Image: Paramount Pictures / Microsoft / Kotaku

A newly unsealed FBI indictment accuses a former analyst at Goldman Sachs of insider trading, including allegedly using an Xbox to pass tips onto his close friends. The friend group earned over $400,000 in ill-gotten gains as a result, federal prosecutors claim. “There’s no tracing [Xbox 360 chat],” the analyst allegedly told his friend who was worried they might be discovered. He appears to have made a grave miscalculation.

The FBI arrested Anthony Viggiano and alleged co-conspirator Christopher Salamone, charging them with securities fraud on September 28. Viggiano is accused of using his previous position at Goldman Sachs to share trading tips with Salamone and others. Salamone has already pleaded guilty. Bloomberg reports that this is the fifth incident in recent years of a person associated with the investment bank allegedly using their position to do crimes.

Viggiano and Salamone were childhood friends, the FBI claims, and beginning last last Salamone allegedly purchased shares and call options for obscure companies including Maxar Technologies, Atlas Technical Consultant, and Syneous Health, after receiving tips from Viggiano. It sounds like at least some of this insider info was shared on Microsoft’s high tech, ultra-secure gaming platform.

“Signal, or like Xbox 360 chat, there’s no tracing that, good luck ever finding that,” Viggiano allegedly told Salamone in a recording made by the latter after both were first interviewed by the FBI in June. The two were discussing who in their inner circle might flip, with Viggiano trying to assure Salamone that potential incriminating evidence was out of the FBI’s reach. “So, I mean, at worst—we’re talking worst-case scenario, maybe I said something in…like the very first [message to Steve]. But that’s the worst case.”

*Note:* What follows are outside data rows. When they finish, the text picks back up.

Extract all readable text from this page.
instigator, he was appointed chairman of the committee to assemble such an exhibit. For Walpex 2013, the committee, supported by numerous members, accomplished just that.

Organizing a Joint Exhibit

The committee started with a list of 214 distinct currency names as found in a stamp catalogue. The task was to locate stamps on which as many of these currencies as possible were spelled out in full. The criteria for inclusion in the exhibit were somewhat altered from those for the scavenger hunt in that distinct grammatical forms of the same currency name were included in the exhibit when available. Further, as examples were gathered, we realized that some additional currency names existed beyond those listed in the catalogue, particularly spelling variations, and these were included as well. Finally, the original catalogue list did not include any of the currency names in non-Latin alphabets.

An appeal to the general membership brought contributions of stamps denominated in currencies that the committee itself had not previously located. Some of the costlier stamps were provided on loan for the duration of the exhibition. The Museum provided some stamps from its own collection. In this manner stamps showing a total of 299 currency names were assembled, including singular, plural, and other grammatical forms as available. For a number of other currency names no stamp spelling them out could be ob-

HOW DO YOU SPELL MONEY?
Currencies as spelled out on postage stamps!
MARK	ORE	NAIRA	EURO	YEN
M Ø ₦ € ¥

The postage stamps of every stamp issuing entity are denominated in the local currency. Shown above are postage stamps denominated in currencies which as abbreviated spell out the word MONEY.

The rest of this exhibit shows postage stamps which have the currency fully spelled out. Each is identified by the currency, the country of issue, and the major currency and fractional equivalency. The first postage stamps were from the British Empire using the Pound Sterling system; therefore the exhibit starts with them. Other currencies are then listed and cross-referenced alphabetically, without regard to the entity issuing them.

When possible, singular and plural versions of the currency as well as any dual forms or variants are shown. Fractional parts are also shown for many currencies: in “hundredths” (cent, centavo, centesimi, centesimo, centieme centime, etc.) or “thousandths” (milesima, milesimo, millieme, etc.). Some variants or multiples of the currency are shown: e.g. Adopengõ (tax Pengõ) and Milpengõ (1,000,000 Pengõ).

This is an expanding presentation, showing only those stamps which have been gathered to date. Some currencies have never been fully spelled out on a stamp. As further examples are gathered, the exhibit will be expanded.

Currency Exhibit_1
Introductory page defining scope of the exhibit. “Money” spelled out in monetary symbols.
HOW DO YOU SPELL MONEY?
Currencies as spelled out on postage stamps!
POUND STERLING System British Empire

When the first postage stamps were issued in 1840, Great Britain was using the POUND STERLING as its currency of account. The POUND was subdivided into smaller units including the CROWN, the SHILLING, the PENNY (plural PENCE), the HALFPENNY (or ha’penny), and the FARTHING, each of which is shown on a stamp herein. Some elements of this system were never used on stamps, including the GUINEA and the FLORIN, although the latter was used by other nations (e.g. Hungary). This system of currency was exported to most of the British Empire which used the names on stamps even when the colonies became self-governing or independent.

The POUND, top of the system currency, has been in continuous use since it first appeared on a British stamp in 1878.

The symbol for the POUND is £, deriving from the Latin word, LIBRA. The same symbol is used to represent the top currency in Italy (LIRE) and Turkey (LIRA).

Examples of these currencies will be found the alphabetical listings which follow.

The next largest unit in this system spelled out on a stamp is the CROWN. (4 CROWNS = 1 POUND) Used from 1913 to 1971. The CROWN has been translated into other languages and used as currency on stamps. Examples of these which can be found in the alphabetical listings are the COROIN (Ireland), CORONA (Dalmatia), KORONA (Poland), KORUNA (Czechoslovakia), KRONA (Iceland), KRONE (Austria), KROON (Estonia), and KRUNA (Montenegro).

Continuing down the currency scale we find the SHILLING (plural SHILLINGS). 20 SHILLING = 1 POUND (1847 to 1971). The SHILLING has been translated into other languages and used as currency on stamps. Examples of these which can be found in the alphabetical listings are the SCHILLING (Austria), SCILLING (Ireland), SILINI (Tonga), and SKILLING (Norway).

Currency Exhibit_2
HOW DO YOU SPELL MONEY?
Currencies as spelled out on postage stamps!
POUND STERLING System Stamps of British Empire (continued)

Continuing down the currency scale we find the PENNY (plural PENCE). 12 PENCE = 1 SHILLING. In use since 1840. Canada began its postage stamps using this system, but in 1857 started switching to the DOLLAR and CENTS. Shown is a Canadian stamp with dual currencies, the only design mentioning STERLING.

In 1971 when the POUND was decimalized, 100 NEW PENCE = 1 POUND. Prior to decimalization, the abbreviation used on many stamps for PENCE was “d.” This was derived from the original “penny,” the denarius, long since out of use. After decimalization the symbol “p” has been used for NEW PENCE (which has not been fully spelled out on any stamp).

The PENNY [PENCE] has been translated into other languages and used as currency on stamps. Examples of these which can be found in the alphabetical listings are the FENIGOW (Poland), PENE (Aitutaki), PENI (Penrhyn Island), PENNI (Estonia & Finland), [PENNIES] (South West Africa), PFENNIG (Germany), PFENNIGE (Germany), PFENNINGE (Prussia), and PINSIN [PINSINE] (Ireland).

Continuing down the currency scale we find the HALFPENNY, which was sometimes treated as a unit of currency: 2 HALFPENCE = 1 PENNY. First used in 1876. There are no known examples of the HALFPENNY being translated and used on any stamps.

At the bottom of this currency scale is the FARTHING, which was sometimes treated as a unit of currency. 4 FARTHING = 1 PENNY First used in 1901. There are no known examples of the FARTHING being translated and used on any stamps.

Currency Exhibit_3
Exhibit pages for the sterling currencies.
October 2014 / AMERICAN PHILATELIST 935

It’s not clear if both friends actually still played games on the Xbox 360 in the year 2022, or if Viggiano was mis-remembering the name of the Xbox One or Xbox Series X/S. Maybe they did use the original 2005 console to communicate, thinking it was somehow more private as a result of its archaic interface and outdated systems. We also don’t know if the FBI ever actually got ahold of the Xbox chats in question, or merely got Salamone to confess by making it seem like they did.

Probably best to keep the crime talk on Xbox to a minimum either way, especially now that Microsoft is using AI to monitor communications for illicit and toxic activities.